I recall being skeptical in the seventies when the Seven Percent Solution came out as a novel and then as a film. In the seventies the hippie drug culture was still something new, and here was a claim that the very brainy Sherlock Holmes used cocaine recreationally. I just figured it was from someone trying to cash in on hippies.
My experience with Holmes stories had been mostly from a collection entitled The Boys’ Sherlock Holmes. Some of those stories I realize now had been edited to pare down some of the chitchat but also to get rid of the drug references. My understanding is that some American versions were also abridged by American publishers.
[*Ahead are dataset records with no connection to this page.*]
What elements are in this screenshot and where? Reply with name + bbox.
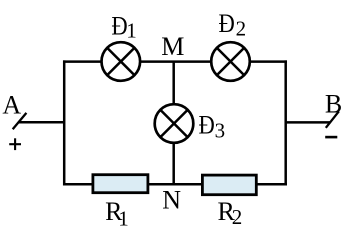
label R1 bbox=[105, 197, 129, 230]
terminal B slash bbox=[326, 111, 339, 128]
svg-text:N: N bbox=[162, 186, 181, 215]
svg-text:2: 2 bbox=[232, 205, 243, 229]
label D3 bbox=[199, 110, 226, 142]
svg-text:Đ: Đ bbox=[219, 9, 235, 38]
svg-text:A: A bbox=[2, 90, 21, 119]
lamp D1 bbox=[102, 42, 141, 81]
resistor R2 bbox=[202, 175, 256, 195]
lamp D3 bbox=[155, 104, 194, 143]
label D2 bbox=[219, 9, 247, 40]
svg-text:Đ: Đ bbox=[199, 110, 215, 139]
label D1 bbox=[111, 11, 136, 42]
polarity minus bbox=[325, 136, 337, 139]
svg-text:M: M bbox=[161, 32, 184, 61]
svg-text:3: 3 bbox=[215, 119, 226, 143]
svg-text:1: 1 bbox=[126, 19, 137, 43]
terminal A slash bbox=[13, 113, 27, 129]
wire left vertical bbox=[63, 60, 66, 185]
svg-text:2: 2 bbox=[236, 17, 247, 41]
wire middle branch M-N bbox=[172, 62, 175, 185]
wire bottom rail bbox=[63, 183, 287, 186]
terminal A wire bbox=[18, 121, 65, 124]
svg-text:1: 1 bbox=[118, 206, 129, 229]
svg-text:Đ: Đ bbox=[111, 11, 127, 40]
svg-text:B: B bbox=[325, 90, 342, 119]
label R2 bbox=[218, 197, 243, 229]
lamp D2 bbox=[211, 42, 250, 81]
polarity plus bbox=[9, 138, 21, 150]
wire right vertical bbox=[284, 60, 287, 185]
terminal B wire bbox=[286, 121, 331, 124]
resistor R1 bbox=[93, 175, 148, 193]
wire top (A-loop top rail) bbox=[63, 60, 287, 63]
This collection does contain several stories which describe Holmes’ use of cocaine. Watson expresses his concern over this in a friendly bedside manner. There is also a sense that Holmes may be manic or bipolar. When he is not on a case, he gets depressed easily; however, that could also be caused by mere idleness.
Because this is a Kindle edition, there is one thing lacking in this collection. None of the drawings which contribute to the stories are included. I seem to recall a drawing in “The Sign of the Four” of the letter the Four signed in one edition I read. The most glaring omission is the dancing men in “The Adventure of the Dancing Men.” These were simple stick figures used in a secret code. The original had the various messages using the code drawn in the text. Perhaps a reader could solve the mystery with Holmes. In this edition there is simply a blank spot where the pictures should go.
As is often the case with low-cost and public domain e-books, there are a handful of typographical errors, nothing major. The only one that puzzled me was in The Hound of the Baskervilles when Holmes referred to a “bogie hound.” An Englishman would have recognized immediately that it should have been “bogle hound.” A bogle in England is a ghost, goblin, or scarecrow. It is a very precise word in this instance.
I found one thing a bit curious myself. Three times in all the stories do we see Watson’s first name. Twice it is John. Once it is James. We are told in the Wikipedia entry at the back of the book that Doyle had a friend named Dr. James Watson. Perhaps in “The Man with the Twisted Lip,” Doyle was thinking of him. He is John in the subtitle of a collection and in “The Problem of Thor Bridge”—an effective story in which this reader confesses that he missed a couple of significant clues.
Still, have fun. Relax. Be amazed. Sherlock is guaranteed to entertain and get his readers to think.